Denis Lill gives a very strong performance as Charles, who seems an idealist to the point of zealotry. He is doggedly persistent and fairly persuasive too, but there's a fanatical gleam in his eye that rapidly becomes quite unsettling. The reasons for that unsettling edge eventually become clear: the message he failed to receive was that the woman was pregnant. So is Isla (Yvonne Bonnamy), the sole survivor of the fishing episode. So is Lorraine (Annie Hayes), who naively thought she was the only woman for whom Charles cared. Before long Charles is attempting to have sex with Abby too, and that's a massively uncomfortable scene that edges perilously close to a sexual assault - or at least an attempt at one. Charles is attempting to single-handedly breed a new generation of survivors. It's an enormously uncomfortable revelation, and Abby, Greg and Jenny pretty much leave him and his failed community right there and then.

This is the best episode since the pilot. It's uncompromising and uncomfortable, with no easy answers and no villain. It is just people in an awful, seemingly unwinnable situation, making the best choices they can. Sometimes correctly, and sometimes very poorly. Four episodes in, and the quality ratio remains at 100 per cent.

1 comment:

  1. Watching it now...watching Greg teaching Jenny to drive was great...just like my dad trying to teach me manual/stick..."Clutch! Clutch!!". Abby's reference that she meant to keep a diary rings so true; we always think we will document something so important, but rarely do. And that the petrol gauge gets stuck...these are things we just don't deal with anymore. Of course, nowadays, I wouldn't know how to trouble-shoot a car engine, but back when carburetors and distributor caps ruled the engine, I was a mean amateur mechanic.

    So typical of BBC (perhaps all) TV shows of the era is the obvious switch between outdoor recording and indoor. Outdoor recording was on 16mm tape and interior was video tape. Probably not obvious at the broadcast time, it's jarring now. It would be nice to post-process the VHS segments and make them look like 16mm film. It adds a certain grittiness. Newer films and TV shows often add "outdoor film" filters for this purpose.

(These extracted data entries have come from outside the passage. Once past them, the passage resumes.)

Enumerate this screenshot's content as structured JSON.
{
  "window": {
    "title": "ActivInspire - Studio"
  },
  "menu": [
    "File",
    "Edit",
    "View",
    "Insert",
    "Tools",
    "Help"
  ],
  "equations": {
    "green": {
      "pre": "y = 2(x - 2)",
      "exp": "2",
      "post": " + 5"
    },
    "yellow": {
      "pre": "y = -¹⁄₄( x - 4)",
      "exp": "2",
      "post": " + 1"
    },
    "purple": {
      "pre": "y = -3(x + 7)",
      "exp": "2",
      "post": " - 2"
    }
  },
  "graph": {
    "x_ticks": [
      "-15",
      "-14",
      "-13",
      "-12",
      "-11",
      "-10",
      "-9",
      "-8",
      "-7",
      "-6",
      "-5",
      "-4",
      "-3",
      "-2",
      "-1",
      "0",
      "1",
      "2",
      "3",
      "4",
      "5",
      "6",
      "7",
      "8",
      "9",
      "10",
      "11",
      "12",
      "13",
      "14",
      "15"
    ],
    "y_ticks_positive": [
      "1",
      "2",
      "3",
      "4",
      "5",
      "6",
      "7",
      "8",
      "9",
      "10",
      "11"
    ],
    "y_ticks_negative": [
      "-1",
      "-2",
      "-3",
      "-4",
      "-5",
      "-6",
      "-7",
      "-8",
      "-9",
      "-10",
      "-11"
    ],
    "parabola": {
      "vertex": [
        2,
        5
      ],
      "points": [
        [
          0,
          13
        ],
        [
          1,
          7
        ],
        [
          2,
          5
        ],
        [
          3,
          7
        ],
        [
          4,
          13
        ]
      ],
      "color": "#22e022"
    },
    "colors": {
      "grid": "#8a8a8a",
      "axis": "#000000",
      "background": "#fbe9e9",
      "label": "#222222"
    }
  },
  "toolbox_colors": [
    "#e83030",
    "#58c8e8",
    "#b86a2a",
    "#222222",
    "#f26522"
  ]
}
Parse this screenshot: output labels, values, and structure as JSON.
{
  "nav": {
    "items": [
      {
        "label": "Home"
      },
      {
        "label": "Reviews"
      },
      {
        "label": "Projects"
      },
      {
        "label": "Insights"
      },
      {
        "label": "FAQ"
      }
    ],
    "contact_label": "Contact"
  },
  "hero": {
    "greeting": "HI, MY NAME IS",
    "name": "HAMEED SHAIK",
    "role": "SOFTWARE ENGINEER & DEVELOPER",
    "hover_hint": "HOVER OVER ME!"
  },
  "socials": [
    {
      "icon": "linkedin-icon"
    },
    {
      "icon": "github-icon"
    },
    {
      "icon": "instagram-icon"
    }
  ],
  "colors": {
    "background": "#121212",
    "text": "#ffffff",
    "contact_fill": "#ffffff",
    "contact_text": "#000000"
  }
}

    This episode spends a lot of time developing Charles & Lorraine's story...I'm glad. Obviously, the story is mostly about the 3 leads, but the introduction of another group and what they've been doing in the past 3 episodes off-screen is well done.

    I'm not sure I could catch a piglet. It's one of many moments of joy in an otherwise world of despair. It reminds us that even when everything, and in this case, literally everything has fallen to ruin, that there will be laughter.